幕末の神様〜桜まといし龍の姫〜

















土方さんの部屋には、土方さんと近藤さんが険しい顔つきで腕を組んで座っていた。














音を立てずに襖を閉めると、譲は二人と向かい合うように座る。


















ぴんと糸を張ったような緊張感があった。














やがて、その糸を切ったのは土方さんの言葉だった。

















「芹沢さんから話はだいたい訊いている。殿内は、近藤さんの暗殺を企てていたらしいな。だが、なぜ、殿内を殺した」













厳しい顔で追求する土方の顔から視線を逸らすことなく、譲はその口を開けた。














「近藤さんは、私の命の恩人です。見過ごせなかった。相談する心の余裕…私にはなかったんです」



















「それで殿内を殺したと?」


















「はい。いてもたってもいられなかったので。それに……芹沢さんも……」





























「言い訳なんて聞きたくねえ!!」
























土方さんがしびれを切らして、どんっと畳を拳で殴りながら怒号を上げる。















「お前の考えは子供じゃねえか!?まだ殿内が近藤さんを暗殺すると確定したわけじゃねえ!なのにてめえは……独断で勝手な判断をしたんだ!!俺はそのことを聞いてんだよ!」

















だが譲は怖気づかない。










怯むことがなれば、その瞳が揺らぐこともなかった。












「言い訳……?」














譲の瞳に熱がこもる。それは、怒りの色。













「土方さんこそ、詭弁を並べ立てているだけじゃないですか!!」












譲も声を張り上げる。



















「はっきりと言ってください!私に人を殺してほしくないんでしょ!?」













はっと土方と近藤が口をつぐみ、土方の勢いがそがれる。















その隙を見逃さず、譲は言葉をたたみかける。




















「私は……浪士組の隊士です!!!どうして私が人を斬ることを拒むのですか!?もう、嫌なんです!私を女として扱わないでください!」
















「馬鹿をいってんじゃねえ!俺は隊士としてお前に重要な監察方という役職を……」













譲は土方の言葉が信じられない、聞きたくないというように激しく首を振った。














「嘘です!そんなの嘘です!常に回りに気を散らし、いざとなれば斬りあって、命を奪われるかも分からない組長という役職に比べれば、監察の疲労なんて……」

















思い切り息を吸い込む。















「監察方の仕事なんて……!敵地の偵察じゃないですか!!!そんなの……土方さんも知ってるでしょ!!??私が敵にうっかり見つかるような気配の殺し方をしないって!!だから……それを分かってて…、わざと監察方に私を据えたんだ!!」













「だから……ちが…」














「違わない!!違わない!!」











「譲!!!」








ぴしゃりと、辺りが水を打ったかのように静まりかえる。












一喝したのは近藤さんだった。












気が動転しかけていた譲も、はっとして気を落ち着かせる。















「譲……トシにとってお前は妹のような存在だ。

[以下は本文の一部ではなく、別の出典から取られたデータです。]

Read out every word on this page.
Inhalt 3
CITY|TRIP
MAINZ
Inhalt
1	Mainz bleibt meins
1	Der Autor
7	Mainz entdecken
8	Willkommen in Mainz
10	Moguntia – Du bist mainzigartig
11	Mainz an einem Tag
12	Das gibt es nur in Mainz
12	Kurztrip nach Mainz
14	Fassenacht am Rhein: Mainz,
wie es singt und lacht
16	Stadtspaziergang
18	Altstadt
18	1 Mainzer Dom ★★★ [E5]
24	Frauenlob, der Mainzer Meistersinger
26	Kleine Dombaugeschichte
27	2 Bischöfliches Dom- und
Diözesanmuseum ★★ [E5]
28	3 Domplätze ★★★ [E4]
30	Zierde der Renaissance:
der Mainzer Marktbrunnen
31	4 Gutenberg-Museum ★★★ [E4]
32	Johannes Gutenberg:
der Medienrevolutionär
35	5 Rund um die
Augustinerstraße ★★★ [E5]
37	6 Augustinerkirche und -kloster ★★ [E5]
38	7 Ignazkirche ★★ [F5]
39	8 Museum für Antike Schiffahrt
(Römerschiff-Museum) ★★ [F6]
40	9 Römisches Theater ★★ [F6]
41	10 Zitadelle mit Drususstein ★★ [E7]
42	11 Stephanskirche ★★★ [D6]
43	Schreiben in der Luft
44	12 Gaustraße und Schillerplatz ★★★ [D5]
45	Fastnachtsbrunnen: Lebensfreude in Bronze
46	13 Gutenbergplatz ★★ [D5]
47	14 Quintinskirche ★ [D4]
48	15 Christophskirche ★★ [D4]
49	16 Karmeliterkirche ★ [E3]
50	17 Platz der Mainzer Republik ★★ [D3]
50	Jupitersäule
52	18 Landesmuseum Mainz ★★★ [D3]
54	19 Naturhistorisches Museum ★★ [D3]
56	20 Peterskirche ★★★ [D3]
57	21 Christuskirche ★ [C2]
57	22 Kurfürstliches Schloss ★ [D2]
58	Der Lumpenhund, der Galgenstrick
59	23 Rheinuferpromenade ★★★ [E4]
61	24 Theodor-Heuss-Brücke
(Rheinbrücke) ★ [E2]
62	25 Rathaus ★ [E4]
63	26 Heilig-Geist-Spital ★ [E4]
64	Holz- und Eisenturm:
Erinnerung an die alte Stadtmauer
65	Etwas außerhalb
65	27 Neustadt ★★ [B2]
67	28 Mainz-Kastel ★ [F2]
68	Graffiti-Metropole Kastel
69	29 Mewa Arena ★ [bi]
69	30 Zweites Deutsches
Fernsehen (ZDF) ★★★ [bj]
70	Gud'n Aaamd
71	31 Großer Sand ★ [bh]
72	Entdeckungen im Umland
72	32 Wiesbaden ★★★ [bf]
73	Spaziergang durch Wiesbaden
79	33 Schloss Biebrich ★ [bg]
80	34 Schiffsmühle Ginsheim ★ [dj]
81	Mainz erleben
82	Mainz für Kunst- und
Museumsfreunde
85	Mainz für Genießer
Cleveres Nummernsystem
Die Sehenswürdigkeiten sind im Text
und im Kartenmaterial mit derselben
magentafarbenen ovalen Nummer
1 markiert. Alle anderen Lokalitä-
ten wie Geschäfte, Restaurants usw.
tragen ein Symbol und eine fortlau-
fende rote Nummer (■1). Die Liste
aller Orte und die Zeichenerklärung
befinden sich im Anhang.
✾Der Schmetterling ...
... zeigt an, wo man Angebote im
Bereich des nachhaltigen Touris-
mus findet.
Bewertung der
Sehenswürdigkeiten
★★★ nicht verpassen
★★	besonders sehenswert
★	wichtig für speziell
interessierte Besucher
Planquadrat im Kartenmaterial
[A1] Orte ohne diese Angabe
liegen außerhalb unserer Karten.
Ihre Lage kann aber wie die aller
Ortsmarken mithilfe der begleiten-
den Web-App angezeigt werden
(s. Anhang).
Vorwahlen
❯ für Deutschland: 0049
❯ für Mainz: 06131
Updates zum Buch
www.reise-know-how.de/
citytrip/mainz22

そして俺にとってお前は、娘も同然の存在だ。家族に、人を殺してほしくないという思いを抱いて……何故悪い?」













近藤さんの優しい声。















譲は心がなだめられていくようだった。でも……。













けじめはけじめだ。












確かに自分だって、近藤さんや土方さん……それだけじゃない。













試衛館の仲間を家族だと思っている。













けれど、自分は浪士組の隊士なのだ。



















譲は近藤さんの思いを断ち切るように、無造作に懐に手を伸ばすと、麻袋を近藤と土方の前に差し出した。



















それを見て、二人の瞳孔が小さくなる。













「これは……もしかして」












土方さんの言葉に譲は頷く。














「浪士組は資金不足、人手不足です。とても今の状況ではこれからをやっていくことなど不可能です。これは、私が島原で働いて貯めたお金です。使ってください」













「こんなもんいらねえ」













「土方さん、近藤さん……いや、土方副長、近藤局長」
















ぐっと距離が遠くなる呼び方に、さらに二人は驚愕の色を見せる。














「私は……壬生浪士組の隊士の龍神譲です。私は……この組の剣です。それを、忘れないでください」

















虚を衝かれたような表情をする二人の許可もなく、譲は土方の部屋を退室した。